Оставив коня на попечение слуги, Кавалер перекинул через плечо мешок, крепко взялся за трость и уверенно двинулся вверх по склону. Главное – найти правильный ритм, чтобы шагалось бездумно, словно во сне. Идти как дышать. Сделать движение желанным для тела, созвучным окружающему пространству и времени. На этот раз, этим утром, все так и есть – если не считать боли в ушах от холода и ветра, от которых не защищает широкополая шляпа. Боль мешает отдаться бездумному ритму. Кавалер миновал лесок (столетие назад это была чащоба, полная зверья), и ветер задул сильнее. Тропа стала круче, темнее. Кругом следы черной лавы, огромные куски вулканической породы. Он уже не шел, а карабкался, замедлив темп. Напряжение мышц сделалось приятно ощутимым. Не было нужды останавливаться, чтобы перевести дыхание, но несколько раз он замирал и обводил внимательным взором красно-коричневую землю в поисках зазубренных камней с цветными вкраплениями.

Потом почва стала серой, податливой, вязкой – проседая, она тормозила каждый шаг. Ветер толкал Кавалера в лоб. У самого верха уши разболелись так, что пришлось заткнуть их воском.

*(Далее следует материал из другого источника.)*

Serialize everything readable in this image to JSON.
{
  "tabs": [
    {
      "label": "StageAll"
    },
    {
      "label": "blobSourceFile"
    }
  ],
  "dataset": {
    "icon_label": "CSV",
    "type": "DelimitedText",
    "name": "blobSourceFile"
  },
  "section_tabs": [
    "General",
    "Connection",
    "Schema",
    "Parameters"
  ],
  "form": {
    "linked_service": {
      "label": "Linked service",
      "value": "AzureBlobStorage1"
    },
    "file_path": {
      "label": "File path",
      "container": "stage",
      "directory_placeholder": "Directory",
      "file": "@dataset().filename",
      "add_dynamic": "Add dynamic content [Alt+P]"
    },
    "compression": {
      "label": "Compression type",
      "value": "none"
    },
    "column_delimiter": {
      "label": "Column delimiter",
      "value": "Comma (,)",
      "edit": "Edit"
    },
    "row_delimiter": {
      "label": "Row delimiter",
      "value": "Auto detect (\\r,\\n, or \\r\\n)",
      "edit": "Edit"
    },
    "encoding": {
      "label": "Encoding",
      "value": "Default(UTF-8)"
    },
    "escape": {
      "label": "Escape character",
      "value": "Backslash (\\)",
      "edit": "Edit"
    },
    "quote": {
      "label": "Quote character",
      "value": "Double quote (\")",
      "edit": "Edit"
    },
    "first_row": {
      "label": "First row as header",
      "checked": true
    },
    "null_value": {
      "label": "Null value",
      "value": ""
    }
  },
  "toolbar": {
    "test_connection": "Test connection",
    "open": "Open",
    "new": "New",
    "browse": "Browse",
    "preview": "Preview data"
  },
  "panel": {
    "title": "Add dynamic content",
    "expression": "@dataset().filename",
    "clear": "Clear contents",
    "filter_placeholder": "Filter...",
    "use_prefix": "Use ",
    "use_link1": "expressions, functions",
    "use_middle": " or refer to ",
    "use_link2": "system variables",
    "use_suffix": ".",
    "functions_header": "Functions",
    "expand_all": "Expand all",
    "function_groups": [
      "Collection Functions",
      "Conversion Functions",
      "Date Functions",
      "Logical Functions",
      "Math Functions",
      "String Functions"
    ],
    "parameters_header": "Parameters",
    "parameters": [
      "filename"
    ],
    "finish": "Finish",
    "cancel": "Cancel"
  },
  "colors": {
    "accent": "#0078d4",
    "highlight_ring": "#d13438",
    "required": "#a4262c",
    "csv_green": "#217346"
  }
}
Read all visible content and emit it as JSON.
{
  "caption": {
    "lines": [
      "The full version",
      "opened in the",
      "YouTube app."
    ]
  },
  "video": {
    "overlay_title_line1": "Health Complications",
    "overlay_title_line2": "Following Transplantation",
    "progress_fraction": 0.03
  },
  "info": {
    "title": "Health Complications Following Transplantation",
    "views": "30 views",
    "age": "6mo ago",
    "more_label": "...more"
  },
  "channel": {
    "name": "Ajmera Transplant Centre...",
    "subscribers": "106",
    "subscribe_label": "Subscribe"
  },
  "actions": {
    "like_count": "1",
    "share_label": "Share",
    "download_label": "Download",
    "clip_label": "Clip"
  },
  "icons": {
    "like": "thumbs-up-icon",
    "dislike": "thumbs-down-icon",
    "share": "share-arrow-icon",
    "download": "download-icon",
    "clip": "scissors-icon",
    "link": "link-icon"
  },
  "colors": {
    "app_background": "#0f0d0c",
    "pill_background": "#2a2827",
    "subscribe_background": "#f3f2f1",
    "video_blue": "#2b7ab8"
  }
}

Он добрался до окруженной валом вершины, остановился и принялся растирать заледеневшие уши, глядя вдаль на переливчатую голубую кожу залива. Потом медленно повернулся. Он всегда подходил к кратеру с замиранием сердца, боясь как опасности, так и разочарования. Если гора изрыгала огонь, обращалась пламенем и живой стеной пепла, это было приглашением заглянуть внутрь. Гора разрешала себя осмотреть. Но если она долго вела себя спокойно, как последние несколько месяцев, тогда в нее хотелось заглянуть поглубже. И он заглядывал, рассчитывая и увидеть новое, и удостовериться, что старое на месте. Нескромное любопытство всегда ждет награды. Даже в самых миролюбивых душах вулкан пробуждает страсть к разрушительному.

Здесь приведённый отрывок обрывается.